12 novembre

mercredi 12 novembre

 11 月 12 日(

yokosuka
et sarushima

Ce matin, je pars un peu avant Louise car je dois avoir 1h20 de trajet en train pour aller à yokosuka. Mais pas de problème dans le transport, d’abord la Mita line, puis la Keikyu line. J’arrive à Yokosuka-chūō.

La ville abritait une base navale et un chantier naval de la Marine impériale, qui laissa sa place à l’un des plus grands ports militaires, partagé entre l’US Navy et la marine japonaise.

Yokosuka est située dans la partie nord de la péninsule de Miura, bordée par la baie de Tōkyō à l’est et la baie de Sagami à l’ouest. Elle fait face à la petite île inhabitée de Sarushima.

Il fait très beau. Je décide d’aller directement découvrir cette île. Pour cela, je descends prendre mon billet au bureau sur la jetée Mikasa.
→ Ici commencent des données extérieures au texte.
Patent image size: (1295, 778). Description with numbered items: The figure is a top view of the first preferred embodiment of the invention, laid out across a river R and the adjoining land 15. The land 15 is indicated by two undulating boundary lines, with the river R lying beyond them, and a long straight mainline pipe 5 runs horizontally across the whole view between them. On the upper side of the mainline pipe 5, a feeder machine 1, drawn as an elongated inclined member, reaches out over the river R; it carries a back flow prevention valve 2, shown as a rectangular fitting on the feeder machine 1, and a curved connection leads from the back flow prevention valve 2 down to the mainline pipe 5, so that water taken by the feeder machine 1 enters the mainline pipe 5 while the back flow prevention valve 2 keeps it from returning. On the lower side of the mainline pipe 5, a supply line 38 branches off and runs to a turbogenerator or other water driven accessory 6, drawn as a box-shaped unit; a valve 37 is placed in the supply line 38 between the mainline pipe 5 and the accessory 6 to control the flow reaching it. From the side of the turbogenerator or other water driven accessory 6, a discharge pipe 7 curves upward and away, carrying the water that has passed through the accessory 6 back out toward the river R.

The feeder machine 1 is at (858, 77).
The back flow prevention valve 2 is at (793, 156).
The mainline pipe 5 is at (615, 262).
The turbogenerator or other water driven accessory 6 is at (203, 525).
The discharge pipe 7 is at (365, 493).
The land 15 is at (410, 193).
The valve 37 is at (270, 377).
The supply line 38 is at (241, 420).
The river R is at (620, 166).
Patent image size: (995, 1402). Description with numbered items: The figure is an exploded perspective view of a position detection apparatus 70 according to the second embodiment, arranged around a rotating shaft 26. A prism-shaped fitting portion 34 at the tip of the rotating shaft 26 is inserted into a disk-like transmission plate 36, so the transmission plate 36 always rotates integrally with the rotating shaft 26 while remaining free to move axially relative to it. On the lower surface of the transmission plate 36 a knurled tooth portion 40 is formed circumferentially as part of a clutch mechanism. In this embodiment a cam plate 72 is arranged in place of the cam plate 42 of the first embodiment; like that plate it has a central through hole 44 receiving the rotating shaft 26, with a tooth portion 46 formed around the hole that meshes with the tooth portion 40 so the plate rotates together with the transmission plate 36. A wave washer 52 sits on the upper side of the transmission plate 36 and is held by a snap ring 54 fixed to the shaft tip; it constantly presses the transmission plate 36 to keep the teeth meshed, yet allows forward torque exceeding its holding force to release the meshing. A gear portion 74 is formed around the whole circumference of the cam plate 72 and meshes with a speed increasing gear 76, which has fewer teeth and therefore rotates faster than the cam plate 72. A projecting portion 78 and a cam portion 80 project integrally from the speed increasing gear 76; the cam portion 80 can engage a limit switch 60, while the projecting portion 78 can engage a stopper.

La traversée ne prends que 10 minutes.

Sarushima veut dire l’île aux singes, mais il n’y a pas de singes : La légende raconte qu’en 1253, un singe blanc comme neige guida en pleine tempête le bateau du célèbre moine Nichiren et qu’il le mena sain et sauf jusqu’à cette île qui en garda le nom.

Son emplacement stratégique, en tant que défense d’avant-poste protégeant la capitale, Tōkyō, et le port de Yokosuka , explique les lourdes fortifications de Sarushima installées entre la fin du shogunat Tokugawa et la Seconde Guerre mondiale.

Les vestiges des fortifications comprennent des tunnels en terre excavés, une caserne et un dépôt de munitions. Une grande partie de ces constructions furent réalisées en briques rouges. Mais la nature a progressivement pris le dessus et la plupart des vestiges sont aujourd’hui envahis par la végétation, couverts de mousse et de fougères.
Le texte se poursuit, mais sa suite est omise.